"Although airway fluoroscopy accurately diagnoses the cause of stridor in some children, its low sensitivity may necessitate further diagnostic evaluation of negative results, according to a report in the April issue of the
Archives of Otolaryngology - Head and Neck Surgery.Dr. Eric Berg and colleagues from Emory University, Atlanta, Georgia examined the role of fluoroscopy in evaluating stridor in children by reviewing 39 cases in which patients were examined first by airway fluoroscopy and later by endoscopy.
Twenty-three (59 per cent) of the children received a different diagnosis based on endoscopy from the diagnosis made by airway fluoroscopy, the investigators report.
Among the four most common abnormalities diagnosed by airway endoscopy, fluoroscopy was highly specific in identifying airway stenosis (100 per cent), laryngomalacia (100 per cent), airway mass lesions (100 per cent), and tracheomalacia (94 per cent).
However, airway fluoroscopy proved to have low sensitivity for identifying these conditions: 69 per cent for airway stenosis, 27 per cent for laryngomalacia, 43 per cent for airway mass lesions, and 20 per cent for tracheomalacia.
"Our findings call into question the reliability of diagnoses made by airway fluoroscopy," Dr. Berg and colleagues write. "In particular, 16 of 18 'normal' airways on airway fluoroscopy were found to have some abnormality on endoscopy."

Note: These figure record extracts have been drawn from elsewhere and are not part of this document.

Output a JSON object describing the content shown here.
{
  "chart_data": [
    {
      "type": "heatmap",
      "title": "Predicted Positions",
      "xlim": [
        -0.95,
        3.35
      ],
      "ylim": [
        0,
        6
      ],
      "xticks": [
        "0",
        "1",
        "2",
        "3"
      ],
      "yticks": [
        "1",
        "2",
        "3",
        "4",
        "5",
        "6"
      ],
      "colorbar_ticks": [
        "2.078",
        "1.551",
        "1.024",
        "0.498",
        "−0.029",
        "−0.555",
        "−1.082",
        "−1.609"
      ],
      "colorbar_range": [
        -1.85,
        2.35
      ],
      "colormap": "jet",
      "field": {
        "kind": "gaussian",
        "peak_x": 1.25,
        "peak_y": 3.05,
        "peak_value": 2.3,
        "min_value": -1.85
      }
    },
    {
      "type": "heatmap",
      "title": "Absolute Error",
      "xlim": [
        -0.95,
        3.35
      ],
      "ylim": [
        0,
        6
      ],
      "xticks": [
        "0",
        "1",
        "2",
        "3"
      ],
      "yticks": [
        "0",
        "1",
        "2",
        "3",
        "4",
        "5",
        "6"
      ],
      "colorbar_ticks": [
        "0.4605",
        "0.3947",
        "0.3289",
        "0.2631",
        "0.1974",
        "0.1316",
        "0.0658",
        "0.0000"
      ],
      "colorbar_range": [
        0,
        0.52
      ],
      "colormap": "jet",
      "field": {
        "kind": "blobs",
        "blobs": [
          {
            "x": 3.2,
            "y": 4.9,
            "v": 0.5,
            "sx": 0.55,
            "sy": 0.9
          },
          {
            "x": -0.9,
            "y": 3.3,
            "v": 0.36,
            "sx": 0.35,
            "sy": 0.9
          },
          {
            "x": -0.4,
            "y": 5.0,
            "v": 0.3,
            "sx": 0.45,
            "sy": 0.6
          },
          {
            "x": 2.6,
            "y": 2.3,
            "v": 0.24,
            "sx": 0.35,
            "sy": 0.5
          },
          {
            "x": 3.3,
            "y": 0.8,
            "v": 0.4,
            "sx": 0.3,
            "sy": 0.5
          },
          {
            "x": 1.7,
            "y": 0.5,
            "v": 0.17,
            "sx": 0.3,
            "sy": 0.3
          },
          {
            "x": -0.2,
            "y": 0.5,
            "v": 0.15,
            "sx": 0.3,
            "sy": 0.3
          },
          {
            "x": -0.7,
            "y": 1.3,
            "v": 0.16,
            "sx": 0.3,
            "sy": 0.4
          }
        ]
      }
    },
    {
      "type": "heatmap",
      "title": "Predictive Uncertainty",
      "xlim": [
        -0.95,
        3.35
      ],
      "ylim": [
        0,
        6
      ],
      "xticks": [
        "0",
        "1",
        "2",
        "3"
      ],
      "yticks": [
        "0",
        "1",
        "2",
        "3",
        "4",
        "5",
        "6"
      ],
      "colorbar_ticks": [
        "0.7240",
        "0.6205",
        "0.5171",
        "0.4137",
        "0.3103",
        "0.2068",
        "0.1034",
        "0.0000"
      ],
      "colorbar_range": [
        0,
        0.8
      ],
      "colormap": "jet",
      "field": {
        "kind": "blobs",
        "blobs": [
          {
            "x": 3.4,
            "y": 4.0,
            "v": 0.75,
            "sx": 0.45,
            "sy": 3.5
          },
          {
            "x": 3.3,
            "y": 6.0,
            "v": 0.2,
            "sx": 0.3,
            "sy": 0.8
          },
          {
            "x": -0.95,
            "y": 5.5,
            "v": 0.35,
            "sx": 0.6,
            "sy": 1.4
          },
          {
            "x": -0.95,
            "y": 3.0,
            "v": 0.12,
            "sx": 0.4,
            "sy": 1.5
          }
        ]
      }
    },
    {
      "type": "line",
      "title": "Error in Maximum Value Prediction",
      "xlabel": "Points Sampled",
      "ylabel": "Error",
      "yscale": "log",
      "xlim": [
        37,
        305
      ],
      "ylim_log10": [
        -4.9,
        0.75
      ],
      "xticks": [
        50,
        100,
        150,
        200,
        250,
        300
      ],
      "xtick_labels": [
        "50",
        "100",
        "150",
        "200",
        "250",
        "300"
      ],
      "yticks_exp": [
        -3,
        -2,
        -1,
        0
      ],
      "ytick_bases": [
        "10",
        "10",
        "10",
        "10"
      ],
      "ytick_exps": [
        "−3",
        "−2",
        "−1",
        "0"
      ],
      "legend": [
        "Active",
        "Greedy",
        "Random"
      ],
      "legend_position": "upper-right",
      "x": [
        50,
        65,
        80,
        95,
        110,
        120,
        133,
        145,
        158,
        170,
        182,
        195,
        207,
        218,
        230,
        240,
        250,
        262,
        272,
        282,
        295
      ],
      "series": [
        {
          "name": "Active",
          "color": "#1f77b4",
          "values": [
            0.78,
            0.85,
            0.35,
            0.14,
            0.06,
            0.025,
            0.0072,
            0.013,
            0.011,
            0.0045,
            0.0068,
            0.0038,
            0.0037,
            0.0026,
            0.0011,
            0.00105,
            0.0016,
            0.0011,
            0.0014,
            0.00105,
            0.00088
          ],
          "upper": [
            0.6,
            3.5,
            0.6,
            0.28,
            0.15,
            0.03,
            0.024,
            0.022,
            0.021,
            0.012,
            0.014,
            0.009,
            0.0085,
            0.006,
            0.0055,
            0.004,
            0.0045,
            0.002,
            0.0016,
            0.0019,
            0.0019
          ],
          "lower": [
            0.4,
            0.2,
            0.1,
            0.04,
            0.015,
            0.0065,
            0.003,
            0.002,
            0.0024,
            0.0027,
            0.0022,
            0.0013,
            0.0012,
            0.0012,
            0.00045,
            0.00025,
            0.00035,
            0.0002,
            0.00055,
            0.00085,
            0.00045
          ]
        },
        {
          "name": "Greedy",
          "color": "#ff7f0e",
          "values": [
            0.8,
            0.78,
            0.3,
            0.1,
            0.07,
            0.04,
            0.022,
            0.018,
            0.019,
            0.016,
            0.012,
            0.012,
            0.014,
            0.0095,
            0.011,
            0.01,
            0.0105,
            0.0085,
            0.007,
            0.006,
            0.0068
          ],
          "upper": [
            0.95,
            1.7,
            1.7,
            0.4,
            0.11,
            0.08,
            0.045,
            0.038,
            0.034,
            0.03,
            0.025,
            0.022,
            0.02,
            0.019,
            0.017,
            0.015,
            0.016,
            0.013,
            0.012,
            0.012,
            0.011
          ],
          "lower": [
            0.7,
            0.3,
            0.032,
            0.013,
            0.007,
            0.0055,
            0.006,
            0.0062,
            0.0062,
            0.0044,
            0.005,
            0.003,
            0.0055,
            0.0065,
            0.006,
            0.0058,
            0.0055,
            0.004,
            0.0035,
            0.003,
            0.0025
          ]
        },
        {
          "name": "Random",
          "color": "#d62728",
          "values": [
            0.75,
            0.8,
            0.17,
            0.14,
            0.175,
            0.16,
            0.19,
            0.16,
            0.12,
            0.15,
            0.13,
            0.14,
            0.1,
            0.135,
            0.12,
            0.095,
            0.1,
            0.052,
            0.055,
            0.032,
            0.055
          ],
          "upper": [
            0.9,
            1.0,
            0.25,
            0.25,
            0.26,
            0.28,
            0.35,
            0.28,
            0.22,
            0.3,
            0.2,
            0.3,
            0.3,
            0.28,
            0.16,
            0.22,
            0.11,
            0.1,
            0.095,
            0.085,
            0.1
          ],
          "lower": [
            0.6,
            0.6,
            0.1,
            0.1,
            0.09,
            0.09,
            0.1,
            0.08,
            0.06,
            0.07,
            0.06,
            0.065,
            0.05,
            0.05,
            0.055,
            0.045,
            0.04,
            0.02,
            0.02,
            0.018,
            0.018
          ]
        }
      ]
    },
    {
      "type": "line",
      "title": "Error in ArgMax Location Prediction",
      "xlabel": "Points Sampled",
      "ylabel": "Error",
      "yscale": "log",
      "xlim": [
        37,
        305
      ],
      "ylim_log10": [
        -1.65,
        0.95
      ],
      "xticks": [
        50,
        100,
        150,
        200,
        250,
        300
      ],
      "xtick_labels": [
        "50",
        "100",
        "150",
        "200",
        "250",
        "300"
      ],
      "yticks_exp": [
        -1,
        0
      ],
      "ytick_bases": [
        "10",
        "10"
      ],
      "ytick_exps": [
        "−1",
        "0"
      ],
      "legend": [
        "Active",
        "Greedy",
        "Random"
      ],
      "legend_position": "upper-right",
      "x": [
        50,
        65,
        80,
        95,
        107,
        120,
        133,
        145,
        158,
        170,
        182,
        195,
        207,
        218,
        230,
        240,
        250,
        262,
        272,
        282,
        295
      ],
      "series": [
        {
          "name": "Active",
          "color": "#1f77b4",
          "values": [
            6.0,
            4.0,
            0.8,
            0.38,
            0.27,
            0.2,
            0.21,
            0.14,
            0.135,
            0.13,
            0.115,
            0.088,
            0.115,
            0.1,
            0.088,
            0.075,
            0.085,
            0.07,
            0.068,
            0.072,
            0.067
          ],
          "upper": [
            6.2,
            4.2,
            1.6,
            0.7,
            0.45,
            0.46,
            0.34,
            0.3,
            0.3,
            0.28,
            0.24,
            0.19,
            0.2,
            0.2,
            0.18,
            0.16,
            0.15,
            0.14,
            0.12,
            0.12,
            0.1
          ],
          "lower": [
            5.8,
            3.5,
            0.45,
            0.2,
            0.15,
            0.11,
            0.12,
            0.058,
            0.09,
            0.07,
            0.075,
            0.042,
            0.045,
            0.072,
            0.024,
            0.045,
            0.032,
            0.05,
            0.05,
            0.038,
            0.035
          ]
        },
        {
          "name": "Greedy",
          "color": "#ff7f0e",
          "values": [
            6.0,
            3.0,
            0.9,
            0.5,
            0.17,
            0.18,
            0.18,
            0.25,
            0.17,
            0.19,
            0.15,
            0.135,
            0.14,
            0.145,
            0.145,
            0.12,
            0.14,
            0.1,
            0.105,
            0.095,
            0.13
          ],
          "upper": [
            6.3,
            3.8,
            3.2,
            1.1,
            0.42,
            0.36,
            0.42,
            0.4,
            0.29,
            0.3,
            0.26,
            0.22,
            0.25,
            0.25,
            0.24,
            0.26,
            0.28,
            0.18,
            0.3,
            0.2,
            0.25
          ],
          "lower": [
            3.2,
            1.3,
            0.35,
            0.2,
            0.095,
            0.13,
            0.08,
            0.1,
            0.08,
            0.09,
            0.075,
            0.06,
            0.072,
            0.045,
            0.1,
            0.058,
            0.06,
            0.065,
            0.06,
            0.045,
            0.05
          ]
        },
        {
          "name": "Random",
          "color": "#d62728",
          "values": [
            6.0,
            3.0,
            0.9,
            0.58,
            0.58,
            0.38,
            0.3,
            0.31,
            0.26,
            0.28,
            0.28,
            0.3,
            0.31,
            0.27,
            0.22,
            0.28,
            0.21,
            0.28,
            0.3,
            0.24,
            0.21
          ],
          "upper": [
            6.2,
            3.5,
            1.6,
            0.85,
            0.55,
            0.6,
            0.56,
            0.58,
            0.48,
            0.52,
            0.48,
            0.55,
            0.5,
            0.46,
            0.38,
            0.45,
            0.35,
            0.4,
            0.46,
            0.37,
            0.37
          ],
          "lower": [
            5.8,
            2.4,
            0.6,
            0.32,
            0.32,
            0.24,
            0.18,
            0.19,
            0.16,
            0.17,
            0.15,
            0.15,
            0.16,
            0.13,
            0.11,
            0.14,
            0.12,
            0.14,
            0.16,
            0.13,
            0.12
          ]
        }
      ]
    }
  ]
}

"Negative fluoroscopic study results require further diagnostic evaluation if clinically indicated," they conclude. "Therefore, the value of airway fluoroscopy as a screening tool remains uncertain."
"The ideal study to define the utility of airway fluoroscopy in the evaluation of pediatric stridor would be a prospective design in which all subjects undergo both airway fluoroscopy and endoscopy," the researchers add. "Unfortunately, the added risk and expense encountered through such a trial make it unreasonable, if not unethical, to conduct."
Arch Otolaryngol Head Neck Surg 2008;134:415-418."